On Tue Feb 11 21:15:14 2025 +0000, Elizabeth Figura wrote:
But it's not preemptive, there are multiple applications that open huge quantities of handles that they never use. Moving the lazy initialization to the inproc_sync object itself would alleviate it partially, but we'd still be allocating tons of memory in wineserver that we don't need. Lazily allocating seems like a worthwhile tradeoff, when we can explain the arrangement in comments.
If the problem is the amount of memory being allocated maybe we should probably consider whether this can be done using a more lightweight and specific mechanism?
It doesn't seem that the inproc_sync objects and fds are really useful as standalone objects from wineserver side. Except for a couple of specific calls which use ioctl to signal/reset the fds they are not used for anything else?
I understand they are there because it's then convenient for handle allocation and sending fds to the client side, but perhaps we should consider doing that differently?

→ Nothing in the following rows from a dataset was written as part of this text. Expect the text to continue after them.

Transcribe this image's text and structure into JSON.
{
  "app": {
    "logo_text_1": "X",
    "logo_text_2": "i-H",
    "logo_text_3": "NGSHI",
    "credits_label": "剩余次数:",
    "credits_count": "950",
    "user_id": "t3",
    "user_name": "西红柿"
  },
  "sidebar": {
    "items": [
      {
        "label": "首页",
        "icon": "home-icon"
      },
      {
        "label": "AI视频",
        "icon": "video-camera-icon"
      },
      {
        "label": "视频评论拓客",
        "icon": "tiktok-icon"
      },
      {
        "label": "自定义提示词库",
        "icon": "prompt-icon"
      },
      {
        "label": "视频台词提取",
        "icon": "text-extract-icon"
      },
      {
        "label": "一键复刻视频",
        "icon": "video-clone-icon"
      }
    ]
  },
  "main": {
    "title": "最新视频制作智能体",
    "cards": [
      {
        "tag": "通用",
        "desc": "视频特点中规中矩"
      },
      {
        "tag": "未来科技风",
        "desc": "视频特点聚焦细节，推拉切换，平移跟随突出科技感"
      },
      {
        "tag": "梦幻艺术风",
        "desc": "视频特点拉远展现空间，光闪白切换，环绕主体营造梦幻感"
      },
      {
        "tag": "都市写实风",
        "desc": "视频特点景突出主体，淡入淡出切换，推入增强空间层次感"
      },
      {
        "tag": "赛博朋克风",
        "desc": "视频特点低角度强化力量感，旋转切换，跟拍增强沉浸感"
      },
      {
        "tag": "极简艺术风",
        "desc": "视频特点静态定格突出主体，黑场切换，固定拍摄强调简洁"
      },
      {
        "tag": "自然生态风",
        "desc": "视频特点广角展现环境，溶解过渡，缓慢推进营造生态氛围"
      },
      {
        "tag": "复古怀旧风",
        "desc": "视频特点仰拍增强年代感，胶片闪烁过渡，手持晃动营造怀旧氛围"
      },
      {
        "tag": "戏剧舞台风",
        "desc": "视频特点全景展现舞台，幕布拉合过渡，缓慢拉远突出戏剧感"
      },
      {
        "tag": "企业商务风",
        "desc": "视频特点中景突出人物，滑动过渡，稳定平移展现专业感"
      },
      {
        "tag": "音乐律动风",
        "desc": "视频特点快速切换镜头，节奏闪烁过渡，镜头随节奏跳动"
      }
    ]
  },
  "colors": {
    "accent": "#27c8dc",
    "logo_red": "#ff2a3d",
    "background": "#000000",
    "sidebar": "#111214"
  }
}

If you could just keep the ntsync fds and the inproc type around, and send the fds to the client side through `send_client_fd`/`receive_fd` and without going through NT handles that would reduce the memory usage by a lot.
I think that could also be interesting to release pressure from the fd cache that you are here also using for waitable objects. And by the way, having two different caches being used at the same time also seems wrong to me. The inproc subsystem should be self-sufficient and use its own cache to cache the fds it needs to cache.